Deux lignes ferroviaires boraines menacées: «Inacceptable!»

Les menaces de suppression de lignes ferroviaires ne passent pas dans le Borinage, où deux lignes sont concernées. Une pétition est déjà en ligne.

U.P.
Deux lignes ferroviaires boraines menacées: «Inacceptable!»
Quiévrain est le terminus de la ligne 97, déjà ramenée à une voie sur le tronçon Saint-Ghislain-Quiévrain. ©Éric Thiébaut

La note d’Infrabel qui a fuité dans l’Écho samedi n’en finit pas de faire des remous.
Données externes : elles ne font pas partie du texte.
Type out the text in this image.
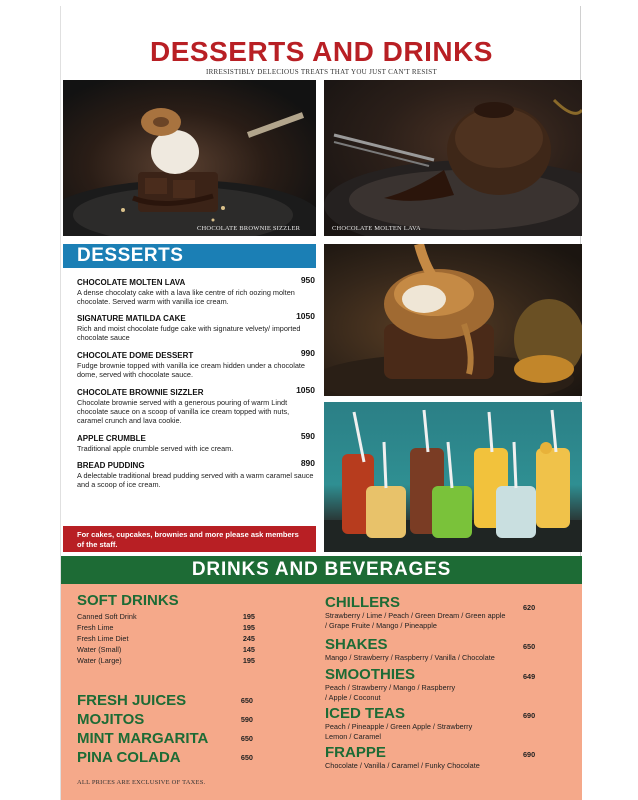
DESSERTS AND DRINKS
IRRESISTIBLY DELECIOUS TREATS THAT YOU JUST CAN'T RESIST
CHOCOLATE BROWNIE SIZZLER	CHOCOLATE MOLTEN LAVA
DESSERTS
CHOCOLATE MOLTEN LAVA	950
A dense chocolaty cake with a lava like centre of rich oozing molten chocolate. Served warm with vanilla ice cream.
SIGNATURE MATILDA CAKE	1050
Rich and moist chocolate fudge cake with signature velvety/ imported chocolate sauce
CHOCOLATE DOME DESSERT	990
Fudge brownie topped with vanilla ice cream hidden under a chocolate dome, served with chocolate sauce.
CHOCOLATE BROWNIE SIZZLER	1050
Chocolate brownie served with a generous pouring of warm Lindt chocolate sauce on a scoop of vanilla ice cream topped with nuts, caramel crunch and lava cookie.
APPLE CRUMBLE	590
Traditional apple crumble served with ice cream.
BREAD PUDDING	890
A delectable traditional bread pudding served with a warm caramel sauce and a scoop of ice cream.
For cakes, cupcakes, brownies and more please ask members of the staff.
DRINKS AND BEVERAGES
SOFT DRINKS
Canned Soft Drink	195
Fresh Lime	195
Fresh Lime Diet	245
Water (Small)	145
Water (Large)	195
FRESH JUICES	650
MOJITOS	590
MINT MARGARITA	650
PINA COLADA	650
ALL PRICES ARE EXCLUSIVE OF TAXES.
CHILLERS	620
Strawberry / Lime / Peach / Green Dream / Green apple
/ Grape Fruite / Mango / Pineapple
SHAKES	650
Mango / Strawberry / Raspberry / Vanilla / Chocolate
SMOOTHIES	649
Peach / Strawberry / Mango / Raspberry
/ Apple / Coconut
ICED TEAS	690
Peach / Pineapple / Green Apple / Strawberry
Lemon / Caramel
FRAPPE	690
Chocolate / Vanilla / Caramel / Funky Chocolate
Selon cette note interne, fruit d’un audit commandité à deux sociétés suisses jugeant l’état du réseau, Infrabel aurait besoin de 82 millions€ supplémentaires par an pour pouvoir maintenir en bon état le réseau ferroviaire tel qu’il est aujourd’hui.
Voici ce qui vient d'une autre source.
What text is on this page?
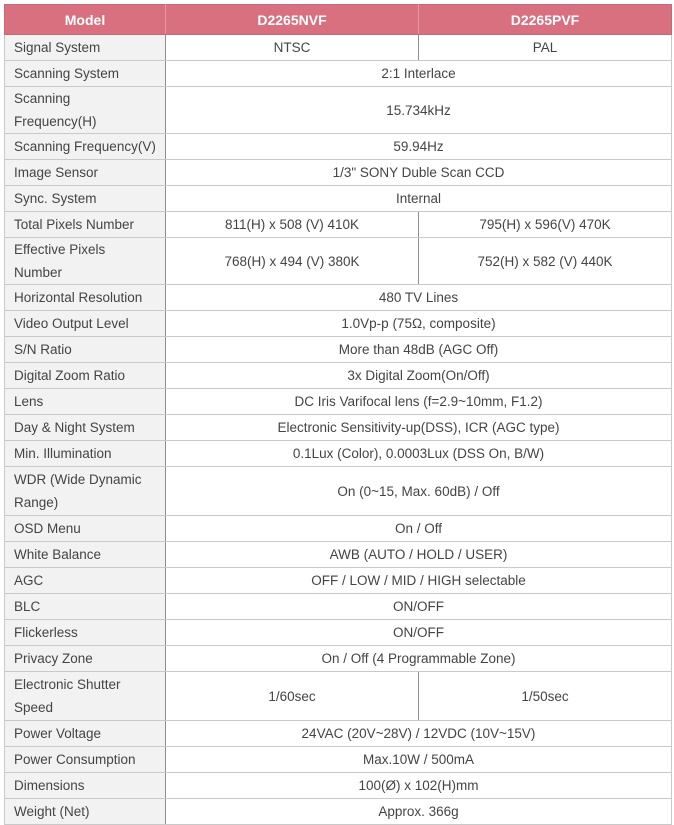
Model	D2265NVF	D2265PVF
Signal System	NTSC	PAL
Scanning System	2:1 Interlace	
Scanning Frequency(H)	15.734kHz	
Scanning Frequency(V)	59.94Hz	
Image Sensor	1/3" SONY Duble Scan CCD	
Sync. System	Internal	
Total Pixels Number	811(H) x 508 (V) 410K	795(H) x 596(V) 470K
Effective Pixels Number	768(H) x 494 (V) 380K	752(H) x 582 (V) 440K
Horizontal Resolution	480 TV Lines	
Video Output Level	1.0Vp-p (75Ω, composite)	
S/N Ratio	More than 48dB (AGC Off)	
Digital Zoom Ratio	3x Digital Zoom(On/Off)	
Lens	DC Iris Varifocal lens (f=2.9~10mm, F1.2)	
Day & Night System	Electronic Sensitivity-up(DSS), ICR (AGC type)	
Min. Illumination	0.1Lux (Color), 0.0003Lux (DSS On, B/W)	
WDR (Wide Dynamic Range)	On (0~15, Max. 60dB) / Off	
OSD Menu	On / Off	
White Balance	AWB (AUTO / HOLD / USER)	
AGC	OFF / LOW / MID / HIGH selectable	
BLC	ON/OFF	
Flickerless	ON/OFF	
Privacy Zone	On / Off (4 Programmable Zone)	
Electronic Shutter Speed	1/60sec	1/50sec
Power Voltage	24VAC (20V~28V) / 12VDC (10V~15V)	
Power Consumption	Max.10W / 500mA	
Dimensions	100(Ø) x 102(H)mm	
Weight (Net)	Approx. 366g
Si ces moyens ne lui étaient pas alloués, Infrabel devrait ramener à une voie ou supprimer 13 lignes, dont 12 en Wallonie. Parmi elles, les deux lignes secondaires traversant Mons-Borinage: La ligne 96 Mons-Quévy et la ligne 97 Saint-Ghislain-Quiévrain. Cette dernière est déjà à voie unique.

La divulgation de cette note a fait sortir de leurs gonds de nombreux élus. Localement, le député fédéral et bourgmestre d’Hensies Éric Thiébaut a fait part de sa stupéfaction.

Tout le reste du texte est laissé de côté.